By Charles Brousse
Nilo Cruz’s Anna in the Tropics is a steep mountain to climb for any theater company, especially one that is community-based and has an audience that is perhaps unaccustomed to this kind of material. Yes, the script took home a Pulitzer Prize in 2003, but that recognition is based more on literary merit than the ease of bringing it to life on stage. Recognizing this, producers at small nonprofit venues around the country are reluctant to add Anna to their season schedules—which is a shame because Cruz’s drama skillfully explores some important elements in our history and deserves a wider audience.
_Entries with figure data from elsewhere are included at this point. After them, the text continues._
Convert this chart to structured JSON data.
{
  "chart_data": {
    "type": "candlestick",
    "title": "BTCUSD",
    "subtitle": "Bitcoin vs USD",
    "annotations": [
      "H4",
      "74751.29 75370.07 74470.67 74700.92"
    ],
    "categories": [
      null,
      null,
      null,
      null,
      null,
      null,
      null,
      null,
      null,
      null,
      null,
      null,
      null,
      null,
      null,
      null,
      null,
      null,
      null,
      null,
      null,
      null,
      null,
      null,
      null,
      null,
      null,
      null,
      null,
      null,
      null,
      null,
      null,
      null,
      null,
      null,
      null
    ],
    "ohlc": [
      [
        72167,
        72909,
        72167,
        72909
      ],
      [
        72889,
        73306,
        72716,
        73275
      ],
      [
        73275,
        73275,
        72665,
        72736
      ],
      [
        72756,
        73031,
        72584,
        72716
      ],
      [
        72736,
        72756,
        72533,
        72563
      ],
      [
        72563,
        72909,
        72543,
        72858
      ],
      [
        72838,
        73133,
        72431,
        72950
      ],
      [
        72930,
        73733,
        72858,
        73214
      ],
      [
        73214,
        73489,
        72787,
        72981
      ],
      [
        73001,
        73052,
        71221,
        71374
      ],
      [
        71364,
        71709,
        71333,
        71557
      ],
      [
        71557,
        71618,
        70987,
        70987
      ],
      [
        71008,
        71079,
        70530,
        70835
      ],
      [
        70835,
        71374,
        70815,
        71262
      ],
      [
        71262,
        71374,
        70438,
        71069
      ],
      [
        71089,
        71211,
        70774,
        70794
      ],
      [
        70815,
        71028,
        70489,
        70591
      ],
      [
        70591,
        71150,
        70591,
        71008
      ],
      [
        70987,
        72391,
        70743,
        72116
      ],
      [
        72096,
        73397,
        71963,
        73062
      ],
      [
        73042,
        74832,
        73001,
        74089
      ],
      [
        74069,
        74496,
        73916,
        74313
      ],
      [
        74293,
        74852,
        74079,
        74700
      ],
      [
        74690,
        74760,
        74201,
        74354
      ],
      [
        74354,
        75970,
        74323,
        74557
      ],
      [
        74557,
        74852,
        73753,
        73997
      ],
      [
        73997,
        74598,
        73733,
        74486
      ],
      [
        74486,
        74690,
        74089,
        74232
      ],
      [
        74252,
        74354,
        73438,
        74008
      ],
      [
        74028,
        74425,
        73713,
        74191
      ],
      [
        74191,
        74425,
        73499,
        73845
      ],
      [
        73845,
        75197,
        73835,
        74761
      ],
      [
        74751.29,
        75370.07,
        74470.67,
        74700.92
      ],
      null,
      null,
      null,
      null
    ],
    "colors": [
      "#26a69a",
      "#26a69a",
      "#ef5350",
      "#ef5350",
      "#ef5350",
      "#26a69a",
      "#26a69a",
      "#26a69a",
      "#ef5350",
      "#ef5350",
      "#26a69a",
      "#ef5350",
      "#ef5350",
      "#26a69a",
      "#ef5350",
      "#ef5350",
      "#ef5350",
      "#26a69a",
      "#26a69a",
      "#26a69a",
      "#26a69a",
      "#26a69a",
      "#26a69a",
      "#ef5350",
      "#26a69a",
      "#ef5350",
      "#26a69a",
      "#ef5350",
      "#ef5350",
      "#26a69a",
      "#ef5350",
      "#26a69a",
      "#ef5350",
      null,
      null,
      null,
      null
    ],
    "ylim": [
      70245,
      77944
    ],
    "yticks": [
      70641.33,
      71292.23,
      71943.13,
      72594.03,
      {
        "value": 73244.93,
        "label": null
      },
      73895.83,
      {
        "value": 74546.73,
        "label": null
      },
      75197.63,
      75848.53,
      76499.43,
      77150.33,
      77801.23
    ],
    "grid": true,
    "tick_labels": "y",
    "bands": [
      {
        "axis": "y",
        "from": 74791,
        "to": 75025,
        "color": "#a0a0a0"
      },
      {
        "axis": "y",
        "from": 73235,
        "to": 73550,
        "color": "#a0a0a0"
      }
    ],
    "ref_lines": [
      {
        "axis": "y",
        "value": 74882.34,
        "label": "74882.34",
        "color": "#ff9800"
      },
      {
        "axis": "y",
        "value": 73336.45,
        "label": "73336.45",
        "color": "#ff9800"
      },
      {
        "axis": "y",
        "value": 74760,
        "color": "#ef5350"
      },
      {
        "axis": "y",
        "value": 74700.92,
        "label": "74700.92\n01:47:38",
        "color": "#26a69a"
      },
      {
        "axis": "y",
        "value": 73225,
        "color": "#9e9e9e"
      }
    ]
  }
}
With this background, one has to congratulate the Ross Valley Players (RVP) for putting on their boots and hiking up the mountain as far as they have in the production currently on view in the company’s Barn Theatre.
Why is the play such a challenge for a theater company like RVP? I think the answer can be found in three words: Ethnicity, passion and style. As for ethnicity, Anna is a true expression of Hispanic culture, and there aren’t many Hispanic actors in the white American suburbs. In fact, there aren’t many Hispanic actors around, period—particularly ones whose craft is well-developed enough to convincingly portray Cuban exiles living in Florida in 1929. You have to have a certain look, body movement and voice.
If you’ve ever watched a series episode on Telemundo, or seen a play by Federico García Lorca, you’ll know what I mean by “passion.” It oozes out of every pore of the characters, sometimes romantically, sometimes in heated arguments over (in Anna) an issue as seemingly inconsequential as the quality of a newly introduced cigar, sometimes blood red. That’s not easy for laid-back products of American culture—performers, or audiences—to identify with.
Finally, the Hispanic literary tradition from Miguel de Cervantes to the “magic realism” of Jorge Luis Borges and his latter-day followers operates in a stylized world in which logic often gives way to unexpected, frequently confusing twists and turns in the narrative, frequently accompanied by lyrical, quasi-poetic dialogue.
Given these hurdles, RVP’s Anna at least captures the essential core of the play. In the opening scene, Cruz establishes his two main themes. On one side of the stage, alcohol-enflamed Santiago (Mark Albi), patriarch of the family that owns a small factory in Ybor City, Florida, famous for its handcrafted Cuban-style cigars, joins a few other men as they boisterously cheer their favorites in a cockfight. When his choices lose, he borrows money from his half-brother Cheche (Ben Ortega), putting up part ownership of the property for security. Another loss sets up an intense family struggle. Cheche favors modernization of the firm’s production methods—including a switch from hand to machine wrapping and other changes that will increase productivity, but also eliminate jobs and long-established traditions. But Santiago, backed by family members, firmly defends the old ways.
On the opposite side of the stage, Santiago’s wife Ofelia (Hallie Frazer) and their two daughters, Conchita (Regina Morones) and Marela (Neiry Rojo) excitedly await the imminent arrival of their new lector. This is one of the customs carried over from Cuba—using an educated reader who can entertain and enlighten the workers as they go through the tedious work of rolling cigars. Their anticipation is amply rewarded when Juan Julian (William H. Bryant, Jr.) appears. He’s well-dressed, handsome and smooth of manner and voice. His choice of reading matter is Tolstoy’s great romantic novel, Anna Karenina (thus the play’s title) and within days, most of the workers—especially the women—are caught in its thrall. One major exception is Cheche, whose wife left him for a previous lector. That fact, and a frustration-driven sexual assault on Marela that puts him in disrepute, lead to the play’s tragic ending.
Returning to the metaphor that began this review, under Mary Ann Rodgers’ direction, RVP’s production threads its way up through a mountain of passion and intrigue until, given the challenges mentioned, it can go no further. Sometimes, reaching the top isn’t all that important.